Writer, educator, and visual artist Sable Elyse Smith’s conceptual, research-based art practice uses language, video, and sculpture to confront the grisly injustices of our carceral state. All too often, conversations around mass incarceration center around policy debates, the artist told CULTURED, failing to capture the “quiet interior narratives” of the imprisoned or the way “bodies function in that space and what the residue is.” Smith’s interdisciplinary work refocuses viewers’ perspectives, chronicling the internal lives of the 2 million individuals living behind bars in the U.S.

Jennny Holzer, Cursed, 2022. Image courtesy of the artist and Hauser & Wirth.

5. Jenny Holzer Exposes the “Tumult Beneath the Veneer” of American Politics

The first woman to represent the U.S. in the Venice Biennale with a solo show, Jenny Holzer is one of the most famed political artists of our time. Fearless and unrelenting, Holzer’s text-based practice seeks to dismantle abuses of power. Last fall, Holzer’s exhibition, “Demented Words,” went on view at Hauser & Wirth in New York, a highlight of which was the artist’s clever, indignation-filled “curse tablets.” Stamped with Donald Trump’s tweets and then shattered, the nearly 300 metal plates were inspired by ancient Roman vengeance tableaus.

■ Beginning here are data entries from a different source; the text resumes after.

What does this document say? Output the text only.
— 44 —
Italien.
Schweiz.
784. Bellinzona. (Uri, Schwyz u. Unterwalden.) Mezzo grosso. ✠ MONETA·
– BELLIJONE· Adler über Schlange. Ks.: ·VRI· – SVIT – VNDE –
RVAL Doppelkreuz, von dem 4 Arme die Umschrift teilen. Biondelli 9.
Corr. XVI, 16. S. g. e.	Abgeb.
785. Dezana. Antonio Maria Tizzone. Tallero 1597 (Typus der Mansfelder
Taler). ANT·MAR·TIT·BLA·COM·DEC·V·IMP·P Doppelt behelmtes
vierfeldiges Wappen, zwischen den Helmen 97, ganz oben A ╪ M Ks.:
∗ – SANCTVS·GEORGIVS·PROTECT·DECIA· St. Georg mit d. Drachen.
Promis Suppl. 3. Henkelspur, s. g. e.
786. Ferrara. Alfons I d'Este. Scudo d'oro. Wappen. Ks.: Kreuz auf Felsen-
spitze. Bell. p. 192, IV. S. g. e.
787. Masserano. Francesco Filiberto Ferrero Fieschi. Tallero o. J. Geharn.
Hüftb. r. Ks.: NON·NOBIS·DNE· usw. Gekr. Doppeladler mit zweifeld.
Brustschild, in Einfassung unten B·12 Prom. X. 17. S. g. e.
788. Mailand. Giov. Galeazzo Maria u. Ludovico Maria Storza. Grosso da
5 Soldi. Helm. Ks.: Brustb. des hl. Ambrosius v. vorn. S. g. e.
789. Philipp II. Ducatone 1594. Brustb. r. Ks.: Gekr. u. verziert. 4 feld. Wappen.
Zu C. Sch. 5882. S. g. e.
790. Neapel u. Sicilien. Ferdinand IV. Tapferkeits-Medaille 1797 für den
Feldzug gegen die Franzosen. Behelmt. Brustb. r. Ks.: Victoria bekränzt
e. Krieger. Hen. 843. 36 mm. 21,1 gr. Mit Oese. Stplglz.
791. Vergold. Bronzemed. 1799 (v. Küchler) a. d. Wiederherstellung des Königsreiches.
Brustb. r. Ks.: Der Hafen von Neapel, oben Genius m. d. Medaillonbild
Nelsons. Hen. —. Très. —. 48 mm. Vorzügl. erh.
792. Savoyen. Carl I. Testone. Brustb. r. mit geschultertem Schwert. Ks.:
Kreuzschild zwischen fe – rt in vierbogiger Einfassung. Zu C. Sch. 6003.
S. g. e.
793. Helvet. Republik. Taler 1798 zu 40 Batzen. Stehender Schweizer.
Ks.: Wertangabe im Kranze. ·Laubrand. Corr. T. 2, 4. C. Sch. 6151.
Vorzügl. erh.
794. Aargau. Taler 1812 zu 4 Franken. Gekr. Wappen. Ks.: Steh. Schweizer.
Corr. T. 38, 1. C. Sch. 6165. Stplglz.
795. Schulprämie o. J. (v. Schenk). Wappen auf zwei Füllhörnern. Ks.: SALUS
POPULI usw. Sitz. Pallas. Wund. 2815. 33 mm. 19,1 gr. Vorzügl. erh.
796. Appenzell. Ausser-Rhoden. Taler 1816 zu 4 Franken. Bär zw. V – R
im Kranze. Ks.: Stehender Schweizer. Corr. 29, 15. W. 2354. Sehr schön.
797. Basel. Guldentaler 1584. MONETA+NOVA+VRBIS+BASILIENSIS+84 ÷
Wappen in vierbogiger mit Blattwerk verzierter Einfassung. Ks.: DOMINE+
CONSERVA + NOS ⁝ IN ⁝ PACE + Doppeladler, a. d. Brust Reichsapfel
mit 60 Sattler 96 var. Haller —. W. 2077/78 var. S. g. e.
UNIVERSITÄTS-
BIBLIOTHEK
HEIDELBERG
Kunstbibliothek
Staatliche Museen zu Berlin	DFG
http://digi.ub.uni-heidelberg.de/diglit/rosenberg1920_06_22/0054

Suzanne Lacy, "Three Weeks in May Recreation” (installation view), 2014. Image courtesy of the artist and Museo Pecci Milano.

6. Suzanne Lacy’s Legacy Through the Eyes of Jessica Taylor Bellamy

For five decades, pioneering artist Suzanne Lacy has staged performances, installations, and collaborative projects across the country—and the globe—that grapple with issues of gender-based violence, poverty, and immigration. Born in a rural, working-class community in California’s San Joaquin Valley, Lacy creates work that transcends the realm of art, often making its way into public policy debates. Earlier this year, CULTURED put Suzanne Lacy and her former student, Jessica Taylor Bellamy, in conversation, capturing the enduring legacy of Lacy’s teachings.

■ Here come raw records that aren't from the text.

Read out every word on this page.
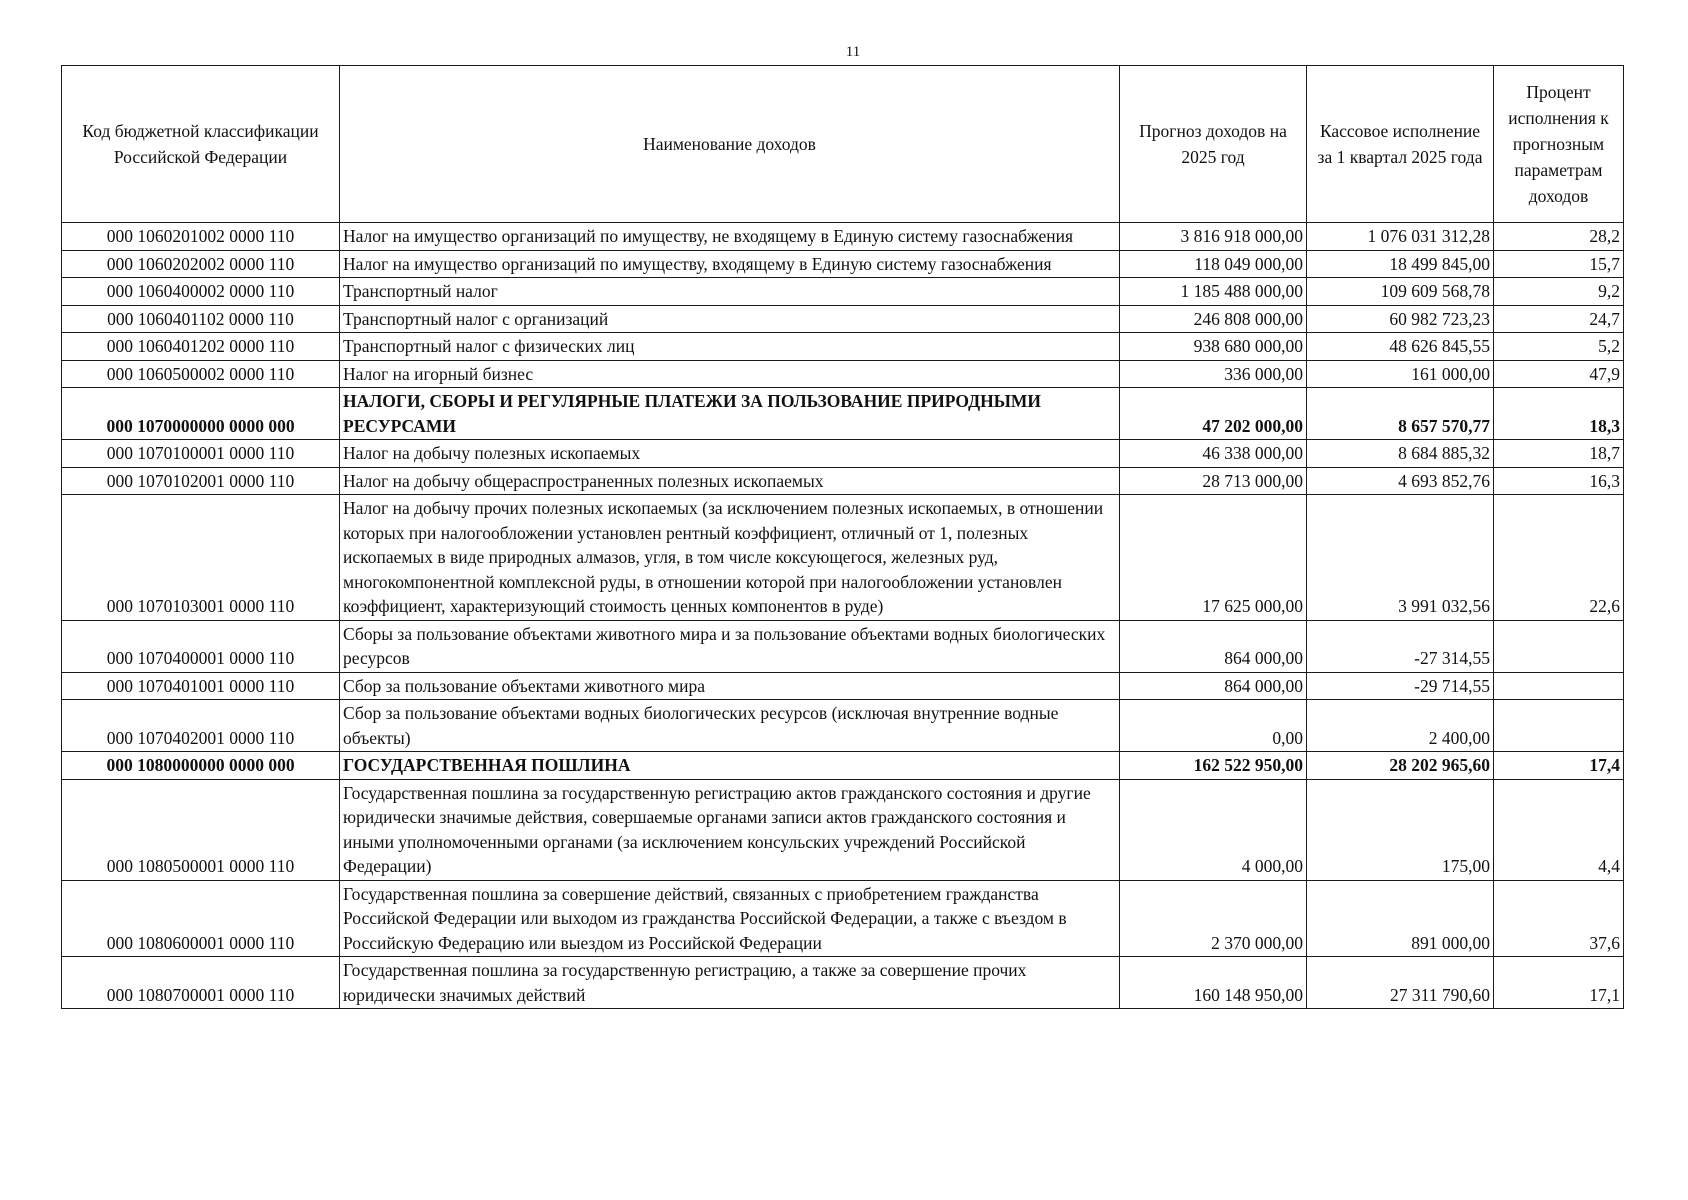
11
Код бюджетной классификации Российской Федерации	Наименование доходов	Прогноз доходов на 2025 год	Кассовое исполнение за 1 квартал 2025 года	Процент исполнения к прогнозным параметрам доходов
000 1060201002 0000 110	Налог на имущество организаций по имуществу, не входящему в Единую систему газоснабжения	3 816 918 000,00	1 076 031 312,28	28,2
000 1060202002 0000 110	Налог на имущество организаций по имуществу, входящему в Единую систему газоснабжения	118 049 000,00	18 499 845,00	15,7
000 1060400002 0000 110	Транспортный налог	1 185 488 000,00	109 609 568,78	9,2
000 1060401102 0000 110	Транспортный налог с организаций	246 808 000,00	60 982 723,23	24,7
000 1060401202 0000 110	Транспортный налог с физических лиц	938 680 000,00	48 626 845,55	5,2
000 1060500002 0000 110	Налог на игорный бизнес	336 000,00	161 000,00	47,9
000 1070000000 0000 000	НАЛОГИ, СБОРЫ И РЕГУЛЯРНЫЕ ПЛАТЕЖИ ЗА ПОЛЬЗОВАНИЕ ПРИРОДНЫМИ РЕСУРСАМИ	47 202 000,00	8 657 570,77	18,3
000 1070100001 0000 110	Налог на добычу полезных ископаемых	46 338 000,00	8 684 885,32	18,7
000 1070102001 0000 110	Налог на добычу общераспространенных полезных ископаемых	28 713 000,00	4 693 852,76	16,3
000 1070103001 0000 110	Налог на добычу прочих полезных ископаемых (за исключением полезных ископаемых, в отношении которых при налогообложении установлен рентный коэффициент, отличный от 1, полезных ископаемых в виде природных алмазов, угля, в том числе коксующегося, железных руд, многокомпонентной комплексной руды, в отношении которой при налогообложении установлен коэффициент, характеризующий стоимость ценных компонентов в руде)	17 625 000,00	3 991 032,56	22,6
000 1070400001 0000 110	Сборы за пользование объектами животного мира и за пользование объектами водных биологических ресурсов	864 000,00	-27 314,55	
000 1070401001 0000 110	Сбор за пользование объектами животного мира	864 000,00	-29 714,55	
000 1070402001 0000 110	Сбор за пользование объектами водных биологических ресурсов (исключая внутренние водные объекты)	0,00	2 400,00	
000 1080000000 0000 000	ГОСУДАРСТВЕННАЯ ПОШЛИНА	162 522 950,00	28 202 965,60	17,4
000 1080500001 0000 110	Государственная пошлина за государственную регистрацию актов гражданского состояния и другие юридически значимые действия, совершаемые органами записи актов гражданского состояния и иными уполномоченными органами (за исключением консульских учреждений Российской Федерации)	4 000,00	175,00	4,4
000 1080600001 0000 110	Государственная пошлина за совершение действий, связанных с приобретением гражданства Российской Федерации или выходом из гражданства Российской Федерации, а также с въездом в Российскую Федерацию или выездом из Российской Федерации	2 370 000,00	891 000,00	37,6
000 1080700001 0000 110	Государственная пошлина за государственную регистрацию, а также за совершение прочих юридически значимых действий	160 148 950,00	27 311 790,60	17,1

Adelita Husni-Bey, "Adelita Husni-Bey: Chiron” (installation view), 2019. Photography by Maris Hutchinson/EPW Studio and courtesy of the artist and The New Museum.

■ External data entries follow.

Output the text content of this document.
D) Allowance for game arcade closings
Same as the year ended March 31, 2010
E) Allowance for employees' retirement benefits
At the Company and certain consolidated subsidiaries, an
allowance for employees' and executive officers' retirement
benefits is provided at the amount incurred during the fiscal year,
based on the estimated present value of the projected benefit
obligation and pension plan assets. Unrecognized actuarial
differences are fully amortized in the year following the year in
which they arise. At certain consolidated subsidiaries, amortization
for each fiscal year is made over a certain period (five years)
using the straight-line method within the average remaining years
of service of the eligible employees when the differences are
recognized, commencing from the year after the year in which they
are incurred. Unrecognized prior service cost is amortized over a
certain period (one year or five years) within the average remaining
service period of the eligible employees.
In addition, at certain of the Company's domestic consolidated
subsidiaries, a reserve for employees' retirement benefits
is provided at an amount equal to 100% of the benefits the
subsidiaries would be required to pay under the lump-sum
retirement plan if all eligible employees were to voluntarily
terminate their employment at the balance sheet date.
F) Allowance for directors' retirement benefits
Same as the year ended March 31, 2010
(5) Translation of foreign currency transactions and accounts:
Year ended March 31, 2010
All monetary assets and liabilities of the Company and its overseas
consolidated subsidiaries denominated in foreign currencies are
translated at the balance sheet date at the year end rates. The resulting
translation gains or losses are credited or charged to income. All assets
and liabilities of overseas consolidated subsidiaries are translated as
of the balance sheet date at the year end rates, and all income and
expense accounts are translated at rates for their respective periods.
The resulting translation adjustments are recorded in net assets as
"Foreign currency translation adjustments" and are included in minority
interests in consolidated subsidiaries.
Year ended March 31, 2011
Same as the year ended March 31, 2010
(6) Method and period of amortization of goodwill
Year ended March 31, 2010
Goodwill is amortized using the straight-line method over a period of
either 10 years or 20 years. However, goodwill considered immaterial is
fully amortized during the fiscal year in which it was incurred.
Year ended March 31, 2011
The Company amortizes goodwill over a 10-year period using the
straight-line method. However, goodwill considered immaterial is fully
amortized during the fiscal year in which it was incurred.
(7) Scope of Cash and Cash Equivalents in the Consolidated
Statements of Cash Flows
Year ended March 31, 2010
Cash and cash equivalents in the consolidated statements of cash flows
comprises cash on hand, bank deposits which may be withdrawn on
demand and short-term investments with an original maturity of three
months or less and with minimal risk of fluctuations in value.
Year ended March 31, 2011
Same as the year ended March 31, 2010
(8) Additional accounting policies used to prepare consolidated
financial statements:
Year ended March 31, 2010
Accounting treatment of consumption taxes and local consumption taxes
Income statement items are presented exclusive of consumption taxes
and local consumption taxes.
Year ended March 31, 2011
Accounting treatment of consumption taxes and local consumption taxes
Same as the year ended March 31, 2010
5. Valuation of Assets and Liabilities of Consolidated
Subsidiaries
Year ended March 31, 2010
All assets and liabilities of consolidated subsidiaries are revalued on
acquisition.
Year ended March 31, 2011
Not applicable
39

7. Adelita Husni-Bey Explores the Brutality of International Borders

Having lived in Libya, Italy, the U.S., and the U.K., Adelita Husni-Bey can relate to the inevitable feelings of rootlessness that arise when distanced from a country one holds dear. Incensed by the U.S.’s long history of mismanaged immigration systems, the Milan-born artist puts her anger into activism. “Chiron,” Husni-Bey’s first institutional solo exhibition on display at the New Museum in 2019, included an eponymous film documenting the artist’s work with UnLocal, a New York City-based nonprofit providing free legal representation to undocumented immigrants. “There is no law to save most people,” was the film’s chilling first line, a statement that reverberates today.